Use a logistic regression algorithm.

In [8]:
predictors = ["Sex", "Adult", "Embarked", "FamSize"]
alg = LogisticRegression(random_state=1)
#Test Logistic regression model with given predictors and print score
scores = cross_validation.cross_val_score(alg, titanic[predictors], titanic["Survived"], cv=3)
print scores.mean()

0.79012345679


Use a Random Forest algorithm

In [9]:
alg = RandomForestClassifier(random_state=1, n_estimators=120, min_samples_split=3, min_samples_leaf=4)
#Test Random Forest model with given predictors and print score
scores = cross_validation.cross_val_score(alg, titanic[predictors], titanic["Survived"], cv=3)
print(scores.mean())

0.824915824916


Besides using different variables as parameters in the Random Forest, I also tried to modify the parameters of the Random Forest, to little effect. The most dramatic effect was in modifying the number of estimators, and it almost always worsened the performance.

In [10]:
alg.fit(titanic[predictors], titanic["Survived"])
predictions = alg.predict(titanic_test[predictors])
#Create a submission using alg and predictors, export to csv
submission = pandas.DataFrame({
        "PassengerId": titanic_test["PassengerId"],
        "Survived": predictions
    })

submission.to_csv("kaggle.csv", index=False)

Best score = .78469 using a Random Forest with Sex, Adult, Embarked, FamSize, 120 estimators, minimum split of 3, minimum sample of 4

In [380]:
#Ensembling code pulled straight from tutorial
algorithms = [
    [GradientBoostingClassifier(random_state=1, n_estimators=25, max_depth=3), predictors],
    [LogisticRegression(random_state=1), predictors]
]

scores = cross_validation.cross_val_score(alg, titanic[predictors], titanic["Survived"], cv=3)
print(scores.mean())

full_predictions = []
for alg, predictors in algorithms:
    alg.fit(titanic[predictors], titanic["Survived"])
    predictions = alg.predict_proba(titanic_test[predictors].astype(float))[:,1]
    full_predictions.append(predictions)

# The gradient boosting classifier generates better predictions, so we weight it higher.
predictions = (full_predictions[0] * 3 + full_predictions[1]) / 4
predictions[predictions>.5] = 1
predictions[predictions<=.5] =  0
predictions = predictions.astype(int)
submission = pandas.DataFrame({'PassengerId': titanic_test['PassengerId'], 'Survived':predictions})
submission.to_csv("kaggle.csv", index=False)

0.79797979798


Best score = .78947 using an ensemble of Gradient Boosting and Logistic Regression. Parameters were Sex, Adult, Embarked, FamSize, and Pclass.
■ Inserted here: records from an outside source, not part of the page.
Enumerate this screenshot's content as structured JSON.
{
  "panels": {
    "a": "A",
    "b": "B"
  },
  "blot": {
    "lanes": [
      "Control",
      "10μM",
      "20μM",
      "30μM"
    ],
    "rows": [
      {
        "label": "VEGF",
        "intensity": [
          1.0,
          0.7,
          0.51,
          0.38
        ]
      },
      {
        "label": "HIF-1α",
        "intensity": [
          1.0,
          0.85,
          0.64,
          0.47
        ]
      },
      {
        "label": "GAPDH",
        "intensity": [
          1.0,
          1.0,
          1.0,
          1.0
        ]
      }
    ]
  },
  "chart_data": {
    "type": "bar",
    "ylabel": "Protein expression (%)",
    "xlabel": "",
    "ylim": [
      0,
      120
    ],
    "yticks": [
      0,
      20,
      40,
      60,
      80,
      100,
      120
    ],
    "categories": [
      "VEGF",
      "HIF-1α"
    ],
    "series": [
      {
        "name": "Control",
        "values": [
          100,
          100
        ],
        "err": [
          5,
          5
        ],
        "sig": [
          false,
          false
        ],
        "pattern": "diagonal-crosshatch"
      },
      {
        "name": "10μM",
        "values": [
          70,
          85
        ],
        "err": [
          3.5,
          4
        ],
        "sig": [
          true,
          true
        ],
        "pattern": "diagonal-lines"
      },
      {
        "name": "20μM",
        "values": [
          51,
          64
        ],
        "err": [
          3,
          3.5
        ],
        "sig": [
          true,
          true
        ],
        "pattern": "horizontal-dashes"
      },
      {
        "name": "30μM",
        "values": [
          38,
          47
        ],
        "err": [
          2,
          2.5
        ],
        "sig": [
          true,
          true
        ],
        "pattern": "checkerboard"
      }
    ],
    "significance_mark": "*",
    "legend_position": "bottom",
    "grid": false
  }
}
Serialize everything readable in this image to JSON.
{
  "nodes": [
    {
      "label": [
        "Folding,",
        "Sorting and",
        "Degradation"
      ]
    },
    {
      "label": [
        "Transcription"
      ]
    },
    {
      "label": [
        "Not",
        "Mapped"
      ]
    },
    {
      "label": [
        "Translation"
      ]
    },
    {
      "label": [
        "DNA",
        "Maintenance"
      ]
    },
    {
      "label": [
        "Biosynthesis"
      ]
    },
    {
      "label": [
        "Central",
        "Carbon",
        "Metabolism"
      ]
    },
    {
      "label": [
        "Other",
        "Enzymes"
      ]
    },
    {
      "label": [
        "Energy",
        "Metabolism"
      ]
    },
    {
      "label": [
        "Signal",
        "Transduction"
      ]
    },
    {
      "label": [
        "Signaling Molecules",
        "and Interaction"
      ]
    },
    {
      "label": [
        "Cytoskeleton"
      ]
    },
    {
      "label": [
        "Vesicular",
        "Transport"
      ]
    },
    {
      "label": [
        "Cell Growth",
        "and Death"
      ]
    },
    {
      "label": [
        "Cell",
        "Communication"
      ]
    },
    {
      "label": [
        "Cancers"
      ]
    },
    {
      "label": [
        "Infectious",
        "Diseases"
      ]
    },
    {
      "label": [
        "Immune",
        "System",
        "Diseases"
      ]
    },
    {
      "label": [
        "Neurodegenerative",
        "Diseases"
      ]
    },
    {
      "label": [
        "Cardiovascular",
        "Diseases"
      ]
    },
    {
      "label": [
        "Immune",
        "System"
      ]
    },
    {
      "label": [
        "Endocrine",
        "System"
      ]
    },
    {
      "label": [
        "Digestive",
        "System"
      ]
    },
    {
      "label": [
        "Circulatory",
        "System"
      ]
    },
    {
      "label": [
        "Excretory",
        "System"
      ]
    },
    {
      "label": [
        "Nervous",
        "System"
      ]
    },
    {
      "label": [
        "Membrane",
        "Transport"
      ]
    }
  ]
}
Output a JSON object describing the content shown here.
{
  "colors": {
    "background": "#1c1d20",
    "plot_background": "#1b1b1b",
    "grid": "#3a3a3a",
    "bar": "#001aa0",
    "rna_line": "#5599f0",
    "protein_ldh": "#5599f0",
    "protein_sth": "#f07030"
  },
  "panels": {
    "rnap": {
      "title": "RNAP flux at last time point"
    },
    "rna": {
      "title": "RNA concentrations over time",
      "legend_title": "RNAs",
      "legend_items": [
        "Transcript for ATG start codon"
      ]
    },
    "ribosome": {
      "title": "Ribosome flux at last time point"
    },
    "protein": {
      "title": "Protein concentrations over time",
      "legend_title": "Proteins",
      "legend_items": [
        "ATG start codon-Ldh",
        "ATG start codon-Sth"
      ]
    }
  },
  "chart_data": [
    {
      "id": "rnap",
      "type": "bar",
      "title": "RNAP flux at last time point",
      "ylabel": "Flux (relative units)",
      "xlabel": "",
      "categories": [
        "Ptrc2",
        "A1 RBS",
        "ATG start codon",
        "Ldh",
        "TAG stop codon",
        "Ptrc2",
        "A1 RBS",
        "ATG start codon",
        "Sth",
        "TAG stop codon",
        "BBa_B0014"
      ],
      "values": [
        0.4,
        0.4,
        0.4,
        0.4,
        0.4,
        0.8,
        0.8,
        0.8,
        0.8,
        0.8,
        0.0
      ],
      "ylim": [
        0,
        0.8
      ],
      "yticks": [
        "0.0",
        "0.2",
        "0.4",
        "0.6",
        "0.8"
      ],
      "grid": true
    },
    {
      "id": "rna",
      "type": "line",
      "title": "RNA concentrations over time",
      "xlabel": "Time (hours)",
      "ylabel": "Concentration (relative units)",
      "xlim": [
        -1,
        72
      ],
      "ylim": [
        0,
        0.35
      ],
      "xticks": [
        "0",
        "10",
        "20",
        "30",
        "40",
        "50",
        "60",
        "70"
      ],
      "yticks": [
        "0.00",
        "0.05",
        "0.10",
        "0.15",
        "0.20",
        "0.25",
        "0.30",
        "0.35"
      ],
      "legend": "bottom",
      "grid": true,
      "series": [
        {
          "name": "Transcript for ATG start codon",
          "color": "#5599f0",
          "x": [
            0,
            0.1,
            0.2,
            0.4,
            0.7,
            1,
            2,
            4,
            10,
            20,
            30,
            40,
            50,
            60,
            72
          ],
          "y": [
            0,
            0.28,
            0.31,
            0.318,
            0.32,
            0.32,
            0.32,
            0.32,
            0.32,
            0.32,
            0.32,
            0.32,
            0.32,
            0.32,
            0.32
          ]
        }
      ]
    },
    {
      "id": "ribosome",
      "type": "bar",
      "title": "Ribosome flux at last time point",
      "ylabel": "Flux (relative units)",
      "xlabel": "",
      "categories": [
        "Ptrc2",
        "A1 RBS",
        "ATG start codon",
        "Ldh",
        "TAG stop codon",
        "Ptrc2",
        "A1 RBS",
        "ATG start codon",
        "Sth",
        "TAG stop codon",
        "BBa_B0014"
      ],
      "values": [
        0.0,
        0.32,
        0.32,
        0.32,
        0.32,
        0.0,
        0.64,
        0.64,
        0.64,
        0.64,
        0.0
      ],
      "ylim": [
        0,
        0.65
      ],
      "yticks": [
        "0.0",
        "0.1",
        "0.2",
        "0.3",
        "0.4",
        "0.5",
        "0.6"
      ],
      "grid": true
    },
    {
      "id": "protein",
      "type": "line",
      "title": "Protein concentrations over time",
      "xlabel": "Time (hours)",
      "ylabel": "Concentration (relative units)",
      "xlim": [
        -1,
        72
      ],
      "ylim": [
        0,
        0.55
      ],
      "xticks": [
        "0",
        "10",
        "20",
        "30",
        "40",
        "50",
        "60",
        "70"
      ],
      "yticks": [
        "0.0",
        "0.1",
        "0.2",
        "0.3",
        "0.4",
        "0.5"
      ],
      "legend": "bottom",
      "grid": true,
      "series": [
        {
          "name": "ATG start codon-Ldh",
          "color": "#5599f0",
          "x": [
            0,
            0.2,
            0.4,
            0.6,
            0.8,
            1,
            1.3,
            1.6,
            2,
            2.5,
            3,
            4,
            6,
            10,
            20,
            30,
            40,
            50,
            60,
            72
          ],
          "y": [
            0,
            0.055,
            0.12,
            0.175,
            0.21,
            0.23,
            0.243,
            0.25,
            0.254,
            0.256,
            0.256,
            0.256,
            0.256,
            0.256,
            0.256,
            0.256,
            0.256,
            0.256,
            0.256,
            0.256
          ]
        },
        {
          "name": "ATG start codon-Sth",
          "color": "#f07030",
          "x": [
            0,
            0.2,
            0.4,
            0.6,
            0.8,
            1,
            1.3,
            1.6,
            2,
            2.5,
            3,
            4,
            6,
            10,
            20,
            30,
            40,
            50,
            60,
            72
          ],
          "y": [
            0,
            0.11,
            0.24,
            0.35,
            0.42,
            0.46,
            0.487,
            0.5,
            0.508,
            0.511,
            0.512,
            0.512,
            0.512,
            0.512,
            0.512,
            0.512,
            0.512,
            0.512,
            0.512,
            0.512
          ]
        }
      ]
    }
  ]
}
It was very difficult to correlate an improvement in training data score with a correlation in kaggle submission scores. When I was using the Random Forest, reducing the number of parameters almost always gave a better performance (up to a point). This makes sense because I think complex models tend to overfit to the training data. I also just read The Evolution of Cooperation by Robert Axelrod, and that book gives plenty of examples for why models should be as simple as possible.